In the bitter darkness there was not a soul to be seen on the street; no tramcars were approaching on Madison Avenue, although far up on the crest of Lenox Hill the receding lights of one were just vanishing.
"Do you see any policemen?" she asked in a low voice.
"Not one. They're all frozen to death, I suppose, as we will be in a few minutes."
They turned into Madison Avenue past the Hotel Essex. There was not a soul to be seen. Even the silver-laced porter had retired from the freezing vestibule. A few moments later Miss Erith paused before a shop on the ground floor of an old-fashioned brownstone residence which had been altered for business.
Over the shop-window was a sign: "H. Lauffer, Frames and Gilding." The curtains of the shop-windows were lowered. No light burned inside.
Over Lauffer's shop was the empty show-window of another shop—on the second floor—the sort of place that milliners and tea-shop keepers delight in—but inside the blank show-window was pasted the sign "To Let."
Above this shop were three floors, evidently apartments.
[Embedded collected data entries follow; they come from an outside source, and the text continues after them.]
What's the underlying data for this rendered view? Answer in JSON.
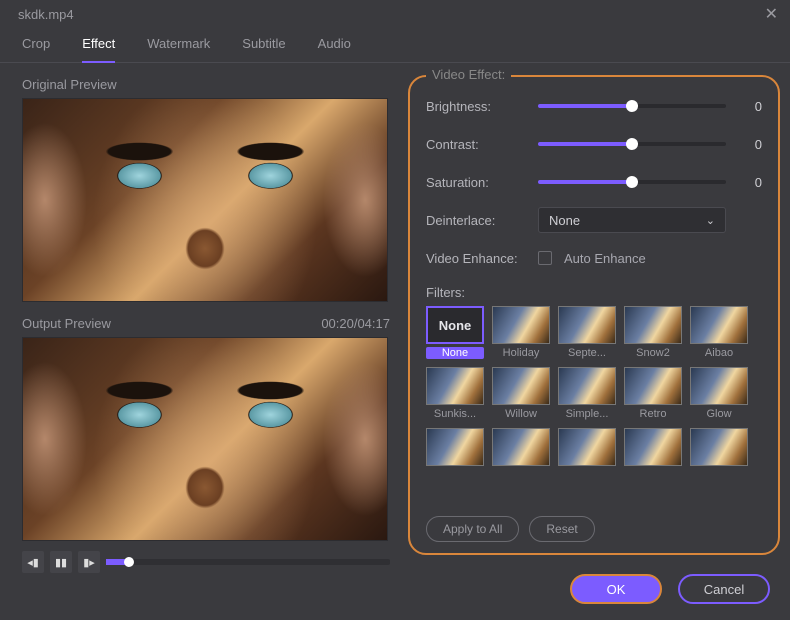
{
  "window": {
    "title": "skdk.mp4"
  },
  "tabs": {
    "crop": "Crop",
    "effect": "Effect",
    "watermark": "Watermark",
    "subtitle": "Subtitle",
    "audio": "Audio",
    "active": "effect"
  },
  "left": {
    "original_label": "Original Preview",
    "output_label": "Output Preview",
    "timecode": "00:20/04:17"
  },
  "effect": {
    "panel_title": "Video Effect:",
    "brightness": {
      "label": "Brightness:",
      "value": 0,
      "pct": 50
    },
    "contrast": {
      "label": "Contrast:",
      "value": 0,
      "pct": 50
    },
    "saturation": {
      "label": "Saturation:",
      "value": 0,
      "pct": 50
    },
    "deinterlace": {
      "label": "Deinterlace:",
      "selected": "None"
    },
    "enhance": {
      "label": "Video Enhance:",
      "check_label": "Auto Enhance",
      "checked": false
    },
    "filters_label": "Filters:",
    "filters": [
      {
        "name": "None",
        "selected": true
      },
      {
        "name": "Holiday",
        "selected": false
      },
      {
        "name": "Septe...",
        "selected": false
      },
      {
        "name": "Snow2",
        "selected": false
      },
      {
        "name": "Aibao",
        "selected": false
      },
      {
        "name": "Sunkis...",
        "selected": false
      },
      {
        "name": "Willow",
        "selected": false
      },
      {
        "name": "Simple...",
        "selected": false
      },
      {
        "name": "Retro",
        "selected": false
      },
      {
        "name": "Glow",
        "selected": false
      },
      {
        "name": "",
        "selected": false
      },
      {
        "name": "",
        "selected": false
      },
      {
        "name": "",
        "selected": false
      },
      {
        "name": "",
        "selected": false
      },
      {
        "name": "",
        "selected": false
      }
    ],
    "apply_all": "Apply to All",
    "reset": "Reset"
  },
  "footer": {
    "ok": "OK",
    "cancel": "Cancel"
  },
  "colors": {
    "accent": "#7c5cff",
    "highlight": "#d9863b"
  }
}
The windows were not lighted.
"Lauffer lives on the fourth floor," said Miss Erith. "Will you please give me the jimmy, Vaux?"
He fished it out of his overcoat pocket and looked uneasily up and down the deserted avenue while the girl stepped calmly into the open entryway. There were two doors, a glass one opening on the stairs leading to the upper floors, and the shop door on the left.
She stooped over for a rapid survey, then with incredible swiftness jimmied the shop door.
The noise of the illegal operations awoke the icy and silent avenue with a loud, splitting crash! The door swung gently inward.
"Quick!" she said. And he followed her guiltily inside.
The shop was quite warm. A stove in the rear room still emitted heat and a dull red light. On the stove was a pot of glue, or some other substance used by gilders and frame makers. Steam curled languidly from it; also a smell not quite as languid.
Vaux handed her an electric torch, then flashed his own. The next moment she found a push button and switched on the lights in the shop. Then they extinguished their torches.
Stacks of frames in raw wood, frames in "compo," samples gilded and in natural finish littered the untidy place. A few process "mezzotints" hung on the walls. There was a counter on which lay twine, shears and wrapping paper, and a copy of the most recent telephone directory. It was the only book in sight, and Miss Erith opened it and spread her copy of the cipher-letter beside it. Then she began to turn the pages according to the numbers written in her copy of the cipher letter.
Meanwhile, Vaux was prowling. There were no books in the rear room; of this he was presently assured. He came back into the front shop and began to rummage. A few trade catalogues rewarded him and he solemnly laid them on the counter.